Developing Foundation Models for Universal Segmentation from 3D Whole-Body Positron Emission Tomography¶

Conference: CVPR 2026 arXiv: 2603.11627 Code: None Area: Medical Image Segmentation Keywords: Foundation Models, PET Imaging, Universal Segmentation, 3D Segmentation, Promptable Segmentation

TL;DR¶

This work constructs PETWB-Seg11K, the largest whole-body PET segmentation dataset to date (11,041 3D PET scans and 59,831 segmentation masks), and proposes SegAnyPET, a foundation model enabling prompt-driven universal volumetric segmentation of organs and lesions in PET imaging. The model demonstrates strong performance in zero-shot cross-center and cross-tracer settings.

Background & Motivation¶

PET (Positron Emission Tomography) is a critical modality in nuclear medicine that visualizes in vivo metabolic processes via radioactive tracers, and is indispensable in oncology and neurology.
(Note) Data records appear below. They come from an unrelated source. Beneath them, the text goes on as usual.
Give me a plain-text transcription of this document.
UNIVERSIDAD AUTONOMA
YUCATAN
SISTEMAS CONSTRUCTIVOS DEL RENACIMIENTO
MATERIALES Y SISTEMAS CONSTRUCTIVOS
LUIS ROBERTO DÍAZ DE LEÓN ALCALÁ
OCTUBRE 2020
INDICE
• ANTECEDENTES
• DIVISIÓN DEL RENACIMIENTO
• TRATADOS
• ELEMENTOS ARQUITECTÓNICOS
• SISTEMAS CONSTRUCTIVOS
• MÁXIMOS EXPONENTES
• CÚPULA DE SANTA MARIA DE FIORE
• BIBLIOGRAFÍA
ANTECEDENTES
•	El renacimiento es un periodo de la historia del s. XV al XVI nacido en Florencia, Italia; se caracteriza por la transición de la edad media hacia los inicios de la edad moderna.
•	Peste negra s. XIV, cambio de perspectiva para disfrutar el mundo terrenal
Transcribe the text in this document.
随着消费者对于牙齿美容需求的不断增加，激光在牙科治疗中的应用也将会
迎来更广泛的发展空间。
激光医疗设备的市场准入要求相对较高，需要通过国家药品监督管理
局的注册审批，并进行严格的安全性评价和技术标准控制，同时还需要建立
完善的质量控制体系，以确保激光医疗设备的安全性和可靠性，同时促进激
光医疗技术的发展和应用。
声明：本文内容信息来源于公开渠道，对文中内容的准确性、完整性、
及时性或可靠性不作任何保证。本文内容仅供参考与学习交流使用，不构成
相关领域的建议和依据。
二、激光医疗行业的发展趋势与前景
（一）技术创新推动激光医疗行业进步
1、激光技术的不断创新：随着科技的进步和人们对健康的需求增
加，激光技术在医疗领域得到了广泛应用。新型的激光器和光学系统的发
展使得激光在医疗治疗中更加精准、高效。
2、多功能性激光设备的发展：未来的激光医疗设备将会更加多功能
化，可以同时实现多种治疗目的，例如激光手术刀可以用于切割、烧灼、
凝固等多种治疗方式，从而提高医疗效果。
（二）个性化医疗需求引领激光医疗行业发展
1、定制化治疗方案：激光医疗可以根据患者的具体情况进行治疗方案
However, PET image segmentation faces multiple challenges:

Inherent difficulties: PET lacks high-contrast anatomical boundary information, suffers from low signal-to-noise ratio and limited spatial resolution, making organ/lesion delineation significantly harder than CT/MRI.
Data scarcity: PET data acquisition and annotation are prohibitively costly, and public datasets are scarce and narrow in scope (restricted to specific tumor tasks).
Failure of existing foundation models: General medical segmentation foundation models such as SAM-Med3D, SegVol, and SAT are primarily trained on CT/MRI; direct transfer to PET yields poor results (SAT achieves DSC near zero).
Limitations of task-specific models: Conventional deep learning models can only segment fixed categories seen during training, requiring re-annotation and retraining for new organs or lesions.

Method¶

Overall Architecture¶

SegAnyPET adopts a SAM-like 3D promptable segmentation architecture consisting of three core components:

Image Encoder: Extracts discrete 3D feature embeddings from the input PET volume.
Prompt Encoder: Converts user-provided sparse prompts (e.g., points) or dense prompts (e.g., coarse masks) into compact prompt embeddings via fixed positional encodings and adaptive embedding layers.
Mask Decoder: Fuses image features and prompt embeddings, generating the final segmentation output via upsampling and MLPs.

Key Designs¶

PETWB-Seg11K Dataset Construction:
Integrates two public datasets (AutoPET, UDPET) and three private cohorts, totaling 11,041 whole-body 3D PET scans and 59,831 segmentation masks.
Covers real-world variations across multiple centers (global clinical sites), devices, tracers (FDG/PSMA), and disease types.
Carefully partitioned into internal validation sets (in-distribution) and external validation sets (different centers, cancer types, and tracers) for rigorous evaluation.
3D Volumetric Architecture:
Unlike 2D models that segment slice-by-slice and stack results, SegAnyPET operates directly on 3D volumes, fully exploiting inter-slice contextual information in PET volumes.
Point prompts enable efficient 3D interaction; mask prompts support iterative refinement.
Dual-Variant Strategy:
SegAnyPET: A universal segmentation foundation model trained on the full dataset, providing broad organ and lesion coverage with strong generalizability.
SegAnyPET-Lesion: A specialized variant fine-tuned on lesion-centric data, improving sensitivity and boundary precision for small, heterogeneous lesions.
Clinicians can select the general model or the lesion-specialized variant based on clinical needs.

Loss & Training¶

Training is conducted on PETWB-Seg11K using prompt engineering strategies for mask generation.
Supports a human-in-the-loop interactive workflow: radiologists can iteratively refine segmentation results by appending positive/negative point prompts.
SegAnyPET-Lesion is obtained by fine-tuning SegAnyPET on lesion-centric data.

Key Experimental Results¶

Main Results: Comparison with Task-Specific Models¶

SegAnyPET, as a universal model, is compared against several task-specific models trained exclusively on organ annotations:

Model	Type	Training	Organ Segmentation	New Target Capability
nnU-Net	Task-specific	Fully supervised	Strong	❌ Requires retraining
STUNet	Task-specific	Fully supervised	Moderate	❌ Requires retraining
SwinUNETR	Task-specific	Fully supervised	Moderate	❌ Requires retraining
SegResNet	Task-specific	Fully supervised	Moderate	❌ Requires retraining
SegAnyPET	Universal Foundation	Prompt-based	Comparable/Superior	✅ Zero-shot

Key finding: Despite being a general-purpose model not specifically trained for organ segmentation, SegAnyPET achieves performance comparable to or exceeding nnU-Net on five seen target organs, without requiring task-specific retraining.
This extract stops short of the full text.